Objective: To determine the association of patient race, patient-provider racial congruence, patient ethnicity, and family primary language with patient family experience (PFE) survey responses.

Methods: Cross-sectional review of PFE survey responses from all ambulatory medical encounters at a large, urban children's hospital system June 1, 2020-May 31, 2022. Exposures were patient race, patient-provider racial congruence, patient ethnicity, and family primary language. We adjusted analyses for neighborhood-level socioeconomic deprivation, patient sex and age, encounter specialty, and location of care. Outcomes were PFE survey scores for five questions focused on overall experience, respect, and safety; categorized using industry standard metric of presence of a "top-box" score, defined as a nine or 10 for questions on an 11-point scale or as four on a four-point scale.
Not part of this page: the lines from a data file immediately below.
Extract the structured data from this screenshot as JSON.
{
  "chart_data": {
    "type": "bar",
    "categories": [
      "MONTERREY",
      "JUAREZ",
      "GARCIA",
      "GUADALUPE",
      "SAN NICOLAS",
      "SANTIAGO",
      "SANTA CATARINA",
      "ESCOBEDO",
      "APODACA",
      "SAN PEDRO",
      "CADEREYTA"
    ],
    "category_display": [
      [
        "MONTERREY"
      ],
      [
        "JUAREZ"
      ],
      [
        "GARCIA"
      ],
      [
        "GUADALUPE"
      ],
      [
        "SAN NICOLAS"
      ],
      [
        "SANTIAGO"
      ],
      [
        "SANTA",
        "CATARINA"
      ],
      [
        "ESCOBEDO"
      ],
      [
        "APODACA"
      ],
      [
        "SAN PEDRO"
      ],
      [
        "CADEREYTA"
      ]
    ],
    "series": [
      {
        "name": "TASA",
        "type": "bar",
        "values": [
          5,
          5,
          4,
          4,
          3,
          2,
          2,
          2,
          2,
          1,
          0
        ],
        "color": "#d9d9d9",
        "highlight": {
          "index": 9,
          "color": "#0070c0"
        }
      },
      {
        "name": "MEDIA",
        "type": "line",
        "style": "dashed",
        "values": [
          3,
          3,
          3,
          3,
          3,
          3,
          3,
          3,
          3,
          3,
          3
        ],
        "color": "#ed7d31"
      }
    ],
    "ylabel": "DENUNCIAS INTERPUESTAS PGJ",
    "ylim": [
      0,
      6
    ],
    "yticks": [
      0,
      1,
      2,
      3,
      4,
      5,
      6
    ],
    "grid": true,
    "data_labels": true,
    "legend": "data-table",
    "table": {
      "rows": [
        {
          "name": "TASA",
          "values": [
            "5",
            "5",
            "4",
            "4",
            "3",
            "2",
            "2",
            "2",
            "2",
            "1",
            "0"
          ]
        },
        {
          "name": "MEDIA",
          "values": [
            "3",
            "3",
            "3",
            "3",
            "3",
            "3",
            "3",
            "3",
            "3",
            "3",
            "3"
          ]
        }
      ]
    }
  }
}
Results: We included 89,175 surveys (15.6% response rate). The odds of having optimal, "top-box" responses for several assessed questions were lower for patients identified as Asian (eg, adjusted odds ratio [OR] 0.46; 95% confidence interval [CI] 0.40, 0.52) or Black (eg, OR 0.65; CI 0.60, 0.70) compared to White, and for Hispanic (eg, OR 0.84; CI 0.72, 0.97) compared to non-Hispanic. Similarly, the odds of having "top-box" scores were lower for Spanish-primary-language (eg, OR 0.38; CI 0.30, 0.48) compared to English-primary-language patients. Patient-provider racial congruence had higher odds of "top-box" responses for two of five assessed questions (eg, OR 1.18; CI 1.04, 1.35).

Conclusions: We found previously unreported inequities in ambulatory pediatric PFE outcomes, with worse experiences reported by Asian, Black, Hispanic, and Spanish-language patients.

Keywords: health equity; patient experience; racial inequities; racism.